Null space	Solutions to $Ax=b$
$L(A,0)=\{0\}$	Unique (if exists)
$L(A,0)⊋\{0\}$	Infinitely many (if any exist)

Solve $x_1+x_2=3$

Particular solution: $x_p=(3,0)$
Null space: $L(A,0)=\{(t,-t):t\in \mathbb{R}\}$ (solutions to $x_1+x_2=0$)
General solution: $(3,0)+(t,-t)=(3+t,-t)$ for any $t\in \mathbb{R}$

When does $Ax=b$ have a solution?

Bring the augmented matrix $(A|b)$ to row echelon form $(C|b^{\prime })$.

No solution iff there’s a zero row in $C$ with non-zero entry in $b^{\prime }$:

$$\left(\begin{array}{cccccc}0& 0& \cdots & 0& |& b_{\ell }^{\prime }\end{array}\right)\text{with }{b}_{\ell }^{\prime }\ne 0$$

This row says $0\cdot x_1+\cdots +0\cdot x_n=b_{\ell }^{\prime }$, a contradiction.

Otherwise, the system is solvable. Back-substitute from bottom to top: each pivot variable is determined by the variables to its right (which are either already solved or free).
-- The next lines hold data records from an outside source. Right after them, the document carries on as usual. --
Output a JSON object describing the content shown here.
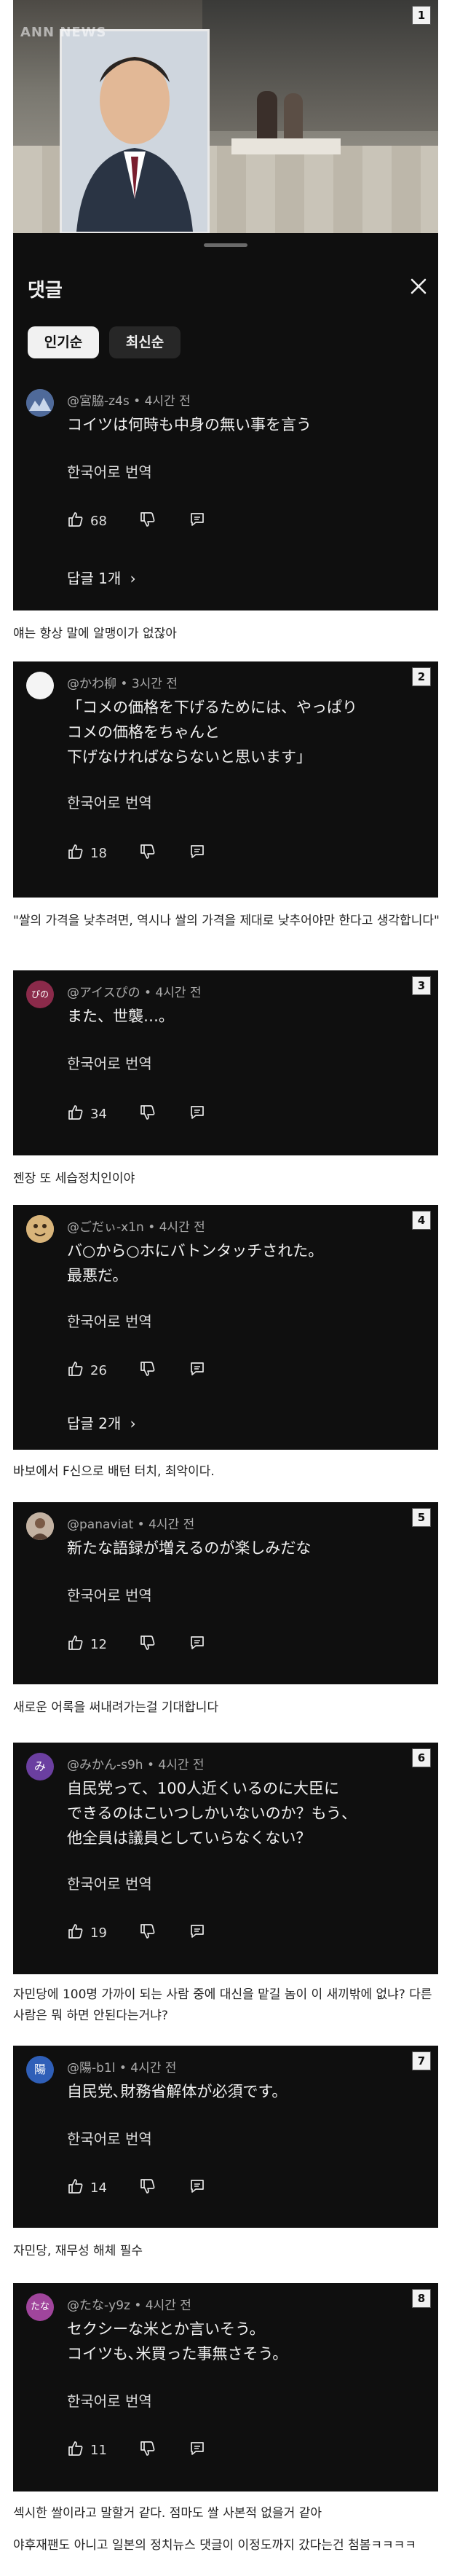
{
  "video": {
    "watermark": "ANN NEWS",
    "badge": "1"
  },
  "comments_panel": {
    "title": "댓글",
    "close_icon": "close-icon",
    "sort_tabs": [
      {
        "label": "인기순",
        "active": true
      },
      {
        "label": "최신순",
        "active": false
      }
    ]
  },
  "comments": [
    {
      "badge": "",
      "author": "@宮脇-z4s • 4시간 전",
      "text_lines": [
        "コイツは何時も中身の無い事を言う"
      ],
      "translate": "한국어로 번역",
      "likes": "68",
      "replies": "답글 1개",
      "caption": "얘는 항상 말에 알맹이가 없잖아"
    },
    {
      "badge": "2",
      "author": "@かわ柳 • 3시간 전",
      "text_lines": [
        "「コメの価格を下げるためには、やっぱり",
        "コメの価格をちゃんと",
        "下げなければならないと思います」"
      ],
      "translate": "한국어로 번역",
      "likes": "18",
      "replies": "",
      "caption": "\"쌀의 가격을 낮추려면, 역시나 쌀의 가격을 제대로 낮추어야만 한다고 생각합니다\""
    },
    {
      "badge": "3",
      "author": "@アイスぴの • 4시간 전",
      "text_lines": [
        "また、世襲…。"
      ],
      "translate": "한국어로 번역",
      "likes": "34",
      "replies": "",
      "caption": "젠장 또 세습정치인이야"
    },
    {
      "badge": "4",
      "author": "@ごだぃ-x1n • 4시간 전",
      "text_lines": [
        "バ○から○ホにバトンタッチされた。",
        "最悪だ。"
      ],
      "translate": "한국어로 번역",
      "likes": "26",
      "replies": "답글 2개",
      "caption": "바보에서 F신으로 배턴 터치, 최악이다."
    },
    {
      "badge": "5",
      "author": "@panaviat • 4시간 전",
      "text_lines": [
        "新たな語録が増えるのが楽しみだな"
      ],
      "translate": "한국어로 번역",
      "likes": "12",
      "replies": "",
      "caption": "새로운 어록을 써내려가는걸 기대합니다"
    },
    {
      "badge": "6",
      "author": "@みかん-s9h • 4시간 전",
      "text_lines": [
        "自民党って、100人近くいるのに大臣に",
        "できるのはこいつしかいないのか？もう、",
        "他全員は議員としていらなくない？"
      ],
      "translate": "한국어로 번역",
      "likes": "19",
      "replies": "",
      "caption": "자민당에 100명 가까이 되는 사람 중에 대신을 맡길 놈이 이 새끼밖에 없냐? 다른 사람은 뭐 하면 안된다는거냐?"
    },
    {
      "badge": "7",
      "author": "@陽-b1l • 4시간 전",
      "text_lines": [
        "自民党､財務省解体が必須です。"
      ],
      "translate": "한국어로 번역",
      "likes": "14",
      "replies": "",
      "caption": "자민당, 재무성 해체 필수"
    },
    {
      "badge": "8",
      "author": "@たな-y9z • 4시간 전",
      "text_lines": [
        "セクシーな米とか言いそう。",
        "コイツも､米買った事無さそう。"
      ],
      "translate": "한국어로 번역",
      "likes": "11",
      "replies": "",
      "caption": "섹시한 쌀이라고 말할거 같다. 점마도 쌀 사본적 없을거 같아"
    }
  ],
  "footer_caption": "야후재팬도 아니고 일본의 정치뉴스 댓글이 이정도까지 갔다는건 첨봄ㅋㅋㅋㅋ",
  "avatar_labels": [
    "",
    "",
    "ぴの",
    "",
    "",
    "み",
    "陽",
    "たな"
  ],
  "colors": {
    "panel_bg": "#0f0f0f",
    "text": "#f1f1f1",
    "meta": "#aaaaaa",
    "page_bg": "#ffffff",
    "caption_text": "#222222"
  }
}
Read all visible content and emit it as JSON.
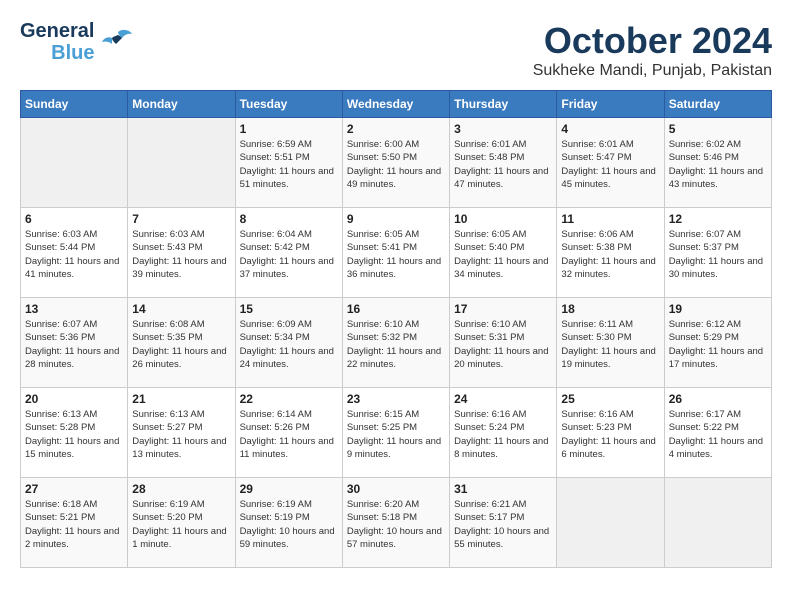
{
  "logo": {
    "general": "General",
    "blue": "Blue"
  },
  "title": "October 2024",
  "location": "Sukheke Mandi, Punjab, Pakistan",
  "days_of_week": [
    "Sunday",
    "Monday",
    "Tuesday",
    "Wednesday",
    "Thursday",
    "Friday",
    "Saturday"
  ],
  "weeks": [
    [
      {
        "day": "",
        "empty": true
      },
      {
        "day": "",
        "empty": true
      },
      {
        "day": "1",
        "sunrise": "6:59 AM",
        "sunset": "5:51 PM",
        "daylight": "11 hours and 51 minutes."
      },
      {
        "day": "2",
        "sunrise": "6:00 AM",
        "sunset": "5:50 PM",
        "daylight": "11 hours and 49 minutes."
      },
      {
        "day": "3",
        "sunrise": "6:01 AM",
        "sunset": "5:48 PM",
        "daylight": "11 hours and 47 minutes."
      },
      {
        "day": "4",
        "sunrise": "6:01 AM",
        "sunset": "5:47 PM",
        "daylight": "11 hours and 45 minutes."
      },
      {
        "day": "5",
        "sunrise": "6:02 AM",
        "sunset": "5:46 PM",
        "daylight": "11 hours and 43 minutes."
      }
    ],
    [
      {
        "day": "6",
        "sunrise": "6:03 AM",
        "sunset": "5:44 PM",
        "daylight": "11 hours and 41 minutes."
      },
      {
        "day": "7",
        "sunrise": "6:03 AM",
        "sunset": "5:43 PM",
        "daylight": "11 hours and 39 minutes."
      },
      {
        "day": "8",
        "sunrise": "6:04 AM",
        "sunset": "5:42 PM",
        "daylight": "11 hours and 37 minutes."
      },
      {
        "day": "9",
        "sunrise": "6:05 AM",
        "sunset": "5:41 PM",
        "daylight": "11 hours and 36 minutes."
      },
      {
        "day": "10",
        "sunrise": "6:05 AM",
        "sunset": "5:40 PM",
        "daylight": "11 hours and 34 minutes."
      },
      {
        "day": "11",
        "sunrise": "6:06 AM",
        "sunset": "5:38 PM",
        "daylight": "11 hours and 32 minutes."
      },
      {
        "day": "12",
        "sunrise": "6:07 AM",
        "sunset": "5:37 PM",
        "daylight": "11 hours and 30 minutes."
      }
    ],
    [
      {
        "day": "13",
        "sunrise": "6:07 AM",
        "sunset": "5:36 PM",
        "daylight": "11 hours and 28 minutes."
      },
      {
        "day": "14",
        "sunrise": "6:08 AM",
        "sunset": "5:35 PM",
        "daylight": "11 hours and 26 minutes."
      },
      {
        "day": "15",
        "sunrise": "6:09 AM",
        "sunset": "5:34 PM",
        "daylight": "11 hours and 24 minutes."
      },
      {
        "day": "16",
        "sunrise": "6:10 AM",
        "sunset": "5:32 PM",
        "daylight": "11 hours and 22 minutes."
      },
      {
        "day": "17",
        "sunrise": "6:10 AM",
        "sunset": "5:31 PM",
        "daylight": "11 hours and 20 minutes."
      },
      {
        "day": "18",
        "sunrise": "6:11 AM",
        "sunset": "5:30 PM",
        "daylight": "11 hours and 19 minutes."
      },
      {
        "day": "19",
        "sunrise": "6:12 AM",
        "sunset": "5:29 PM",
        "daylight": "11 hours and 17 minutes."
      }
    ],
    [
      {
        "day": "20",
        "sunrise": "6:13 AM",
        "sunset": "5:28 PM",
        "daylight": "11 hours and 15 minutes."
      },
      {
        "day": "21",
        "sunrise": "6:13 AM",
        "sunset": "5:27 PM",
        "daylight": "11 hours and 13 minutes."
      },
      {
        "day": "22",
        "sunrise": "6:14 AM",
        "sunset": "5:26 PM",
        "daylight": "11 hours and 11 minutes."
      },
      {
        "day": "23",
        "sunrise": "6:15 AM",
        "sunset": "5:25 PM",
        "daylight": "11 hours and 9 minutes."
      },
      {
        "day": "24",
        "sunrise": "6:16 AM",
        "sunset": "5:24 PM",
        "daylight": "11 hours and 8 minutes."
      },
      {
        "day": "25",
        "sunrise": "6:16 AM",
        "sunset": "5:23 PM",
        "daylight": "11 hours and 6 minutes."
      },
      {
        "day": "26",
        "sunrise": "6:17 AM",
        "sunset": "5:22 PM",
        "daylight": "11 hours and 4 minutes."
      }
    ],
    [
      {
        "day": "27",
        "sunrise": "6:18 AM",
        "sunset": "5:21 PM",
        "daylight": "11 hours and 2 minutes."
      },
      {
        "day": "28",
        "sunrise": "6:19 AM",
        "sunset": "5:20 PM",
        "daylight": "11 hours and 1 minute."
      },
      {
        "day": "29",
        "sunrise": "6:19 AM",
        "sunset": "5:19 PM",
        "daylight": "10 hours and 59 minutes."
      },
      {
        "day": "30",
        "sunrise": "6:20 AM",
        "sunset": "5:18 PM",
        "daylight": "10 hours and 57 minutes."
      },
      {
        "day": "31",
        "sunrise": "6:21 AM",
        "sunset": "5:17 PM",
        "daylight": "10 hours and 55 minutes."
      },
      {
        "day": "",
        "empty": true
      },
      {
        "day": "",
        "empty": true
      }
    ]
  ]
}
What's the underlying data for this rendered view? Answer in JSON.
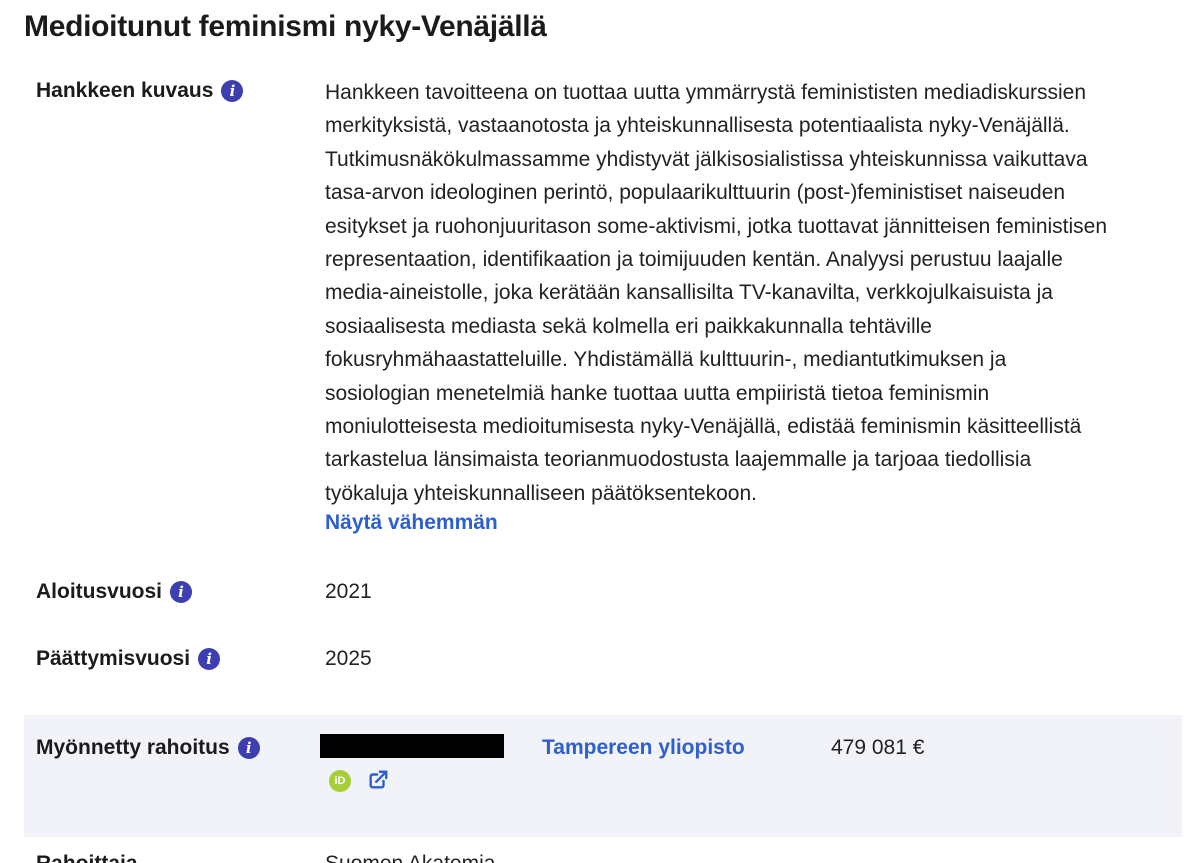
{
  "page": {
    "title": "Medioitunut feminismi nyky-Venäjällä"
  },
  "description": {
    "label": "Hankkeen kuvaus",
    "lines": [
      "Hankkeen tavoitteena on tuottaa uutta ymmärrystä feminististen mediadiskurssien",
      "merkityksistä, vastaanotosta ja yhteiskunnallisesta potentiaalista nyky-Venäjällä.",
      "Tutkimusnäkökulmassamme yhdistyvät jälkisosialistissa yhteiskunnissa vaikuttava",
      "tasa-arvon ideologinen perintö, populaarikulttuurin (post-)feministiset naiseuden",
      "esitykset ja ruohonjuuritason some-aktivismi, jotka tuottavat jännitteisen feministisen",
      "representaation, identifikaation ja toimijuuden kentän. Analyysi perustuu laajalle",
      "media-aineistolle, joka kerätään kansallisilta TV-kanavilta, verkkojulkaisuista ja",
      "sosiaalisesta mediasta sekä kolmella eri paikkakunnalla tehtäville",
      "fokusryhmähaastatteluille. Yhdistämällä kulttuurin-, mediantutkimuksen ja",
      "sosiologian menetelmiä hanke tuottaa uutta empiiristä tietoa feminismin",
      "moniulotteisesta medioitumisesta nyky-Venäjällä, edistää feminismin käsitteellistä",
      "tarkastelua länsimaista teorianmuodostusta laajemmalle ja tarjoaa tiedollisia",
      "työkaluja yhteiskunnalliseen päätöksentekoon."
    ],
    "toggle_label": "Näytä vähemmän"
  },
  "start_year": {
    "label": "Aloitusvuosi",
    "value": "2021"
  },
  "end_year": {
    "label": "Päättymisvuosi",
    "value": "2025"
  },
  "funding": {
    "label": "Myönnetty rahoitus",
    "organization": "Tampereen yliopisto",
    "amount": "479 081 €",
    "orcid_icon_text": "iD"
  },
  "cut_off_row": {
    "label": "Rahoittaja",
    "value": "Suomen Akatemia"
  },
  "icons": {
    "info": "info-icon",
    "orcid": "orcid-icon",
    "external": "external-link-icon"
  },
  "colors": {
    "link": "#2e5fcf",
    "info_icon": "#3d3fb0",
    "orcid": "#a6ce39",
    "funding_bg": "#f2f3f8"
  }
}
Rank determines existence and uniqueness

For $Ax=b$ with $A\in {\mathbb{R}}^{m\times n}$, the rank determines:

Existence (is there at least one solution?):
$\text{rank}(A)=m$ (full row rank) guarantees a solution exists for every $b$.
If $\text{rank}(A)<m$, some rows become zero rows after elimination — solution exists only if the corresponding $b_{\ell }^{\prime }=0$.

Uniqueness (is there at most one solution?):
$\text{rank}(A)=n$ (full column rank) means every column has a pivot, so no free variables, so at most one solution.
If $\text{rank}(A)<n$, there are $n-\text{rank}(A)$ free variables, giving infinitely many solutions (if any exist).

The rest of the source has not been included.